“Sally,” Diane said, “I’ve heard you and Sam say we should have some storage food put by or other things to help us be more prepared, but it seems like we have such a hard time saving any money. Duane doesn’t want a major upheaval in the budget either. Do you have any suggestions?”
“Sure, dear,” Survival Sally began. “I can think of a couple simple things, and they’re both easy to do. No doubt you’ve heard financial appeals on the radio or TV. They say something like, ‘For about the same price you’d pay each day for a soda pop or cup of fancy coffee, you can help such and such a cause.’ We’re bombarded with messages like that. It can be overwhelming because there are a lot of great organizations and causes out there, and, of course, you’re free to support the ones you think are worthy.”

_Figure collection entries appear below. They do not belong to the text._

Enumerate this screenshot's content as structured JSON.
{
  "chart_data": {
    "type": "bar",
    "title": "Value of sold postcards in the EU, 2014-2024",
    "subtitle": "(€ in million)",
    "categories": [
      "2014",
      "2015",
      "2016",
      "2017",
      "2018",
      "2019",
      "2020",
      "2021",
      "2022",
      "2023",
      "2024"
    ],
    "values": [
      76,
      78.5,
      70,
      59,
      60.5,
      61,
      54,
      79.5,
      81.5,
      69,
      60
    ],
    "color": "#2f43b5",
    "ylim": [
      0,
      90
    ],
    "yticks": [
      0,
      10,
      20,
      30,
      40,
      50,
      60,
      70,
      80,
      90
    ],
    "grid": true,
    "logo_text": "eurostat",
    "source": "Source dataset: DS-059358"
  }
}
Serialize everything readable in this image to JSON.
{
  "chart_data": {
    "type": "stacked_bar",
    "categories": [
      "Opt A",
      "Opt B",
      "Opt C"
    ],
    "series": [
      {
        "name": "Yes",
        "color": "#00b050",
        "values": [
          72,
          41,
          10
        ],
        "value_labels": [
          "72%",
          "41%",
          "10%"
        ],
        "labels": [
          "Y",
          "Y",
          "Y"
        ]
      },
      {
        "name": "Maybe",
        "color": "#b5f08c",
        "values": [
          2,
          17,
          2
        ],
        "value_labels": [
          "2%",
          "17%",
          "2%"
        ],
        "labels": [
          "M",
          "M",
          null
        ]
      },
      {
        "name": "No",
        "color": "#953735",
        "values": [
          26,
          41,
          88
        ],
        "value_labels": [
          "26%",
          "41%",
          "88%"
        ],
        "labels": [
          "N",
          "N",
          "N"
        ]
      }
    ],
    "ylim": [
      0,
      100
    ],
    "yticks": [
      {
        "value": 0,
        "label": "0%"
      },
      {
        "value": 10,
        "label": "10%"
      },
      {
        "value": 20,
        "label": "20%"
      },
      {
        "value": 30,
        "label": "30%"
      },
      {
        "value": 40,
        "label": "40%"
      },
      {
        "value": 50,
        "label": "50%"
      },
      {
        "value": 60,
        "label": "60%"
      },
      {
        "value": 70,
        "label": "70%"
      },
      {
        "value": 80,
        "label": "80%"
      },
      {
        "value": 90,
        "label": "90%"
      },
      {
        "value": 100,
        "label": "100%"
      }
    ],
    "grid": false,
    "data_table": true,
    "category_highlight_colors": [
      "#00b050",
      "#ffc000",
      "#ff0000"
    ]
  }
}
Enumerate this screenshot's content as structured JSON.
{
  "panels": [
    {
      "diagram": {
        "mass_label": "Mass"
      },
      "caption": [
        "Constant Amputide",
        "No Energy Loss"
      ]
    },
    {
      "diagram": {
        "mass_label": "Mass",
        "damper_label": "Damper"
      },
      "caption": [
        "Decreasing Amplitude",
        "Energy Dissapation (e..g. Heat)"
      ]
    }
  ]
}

“Yes, I know what you mean,” said Diane. She took a sip of her tea.
“Well,” Sally continued, “what if I said it’s time to help your own cause. The next time you’re thirsty for your favorite soda pop or coffee, get a glass of water, since it’s better for you anyway, and put aside the change you would have spent. Get the kids involved, too. Make it a family project. After a month or two, Diane, you’ll be surprised at how much you’ve been able to put aside.”
“That’s a really good idea, Sally, but it will take a lot of self discipline, won’t it?”
“Yes, but that’s money you can put toward something that could be a literal life saver in a pinch.”
“Makes sense when you put it that way,” said Diane.
“Start with small goals at first. Save for a 72 hour survival kit for home or car. When you think you’ve got enough, break out that pop money. You’ll be well rewarded for your self discipline in due time.”
“What’s your second idea?”
“It’s a nifty way to stretch a dollar,” said Sally.
Just then the phone rang. “Oh, I’m sorry, Sally, let me get that.”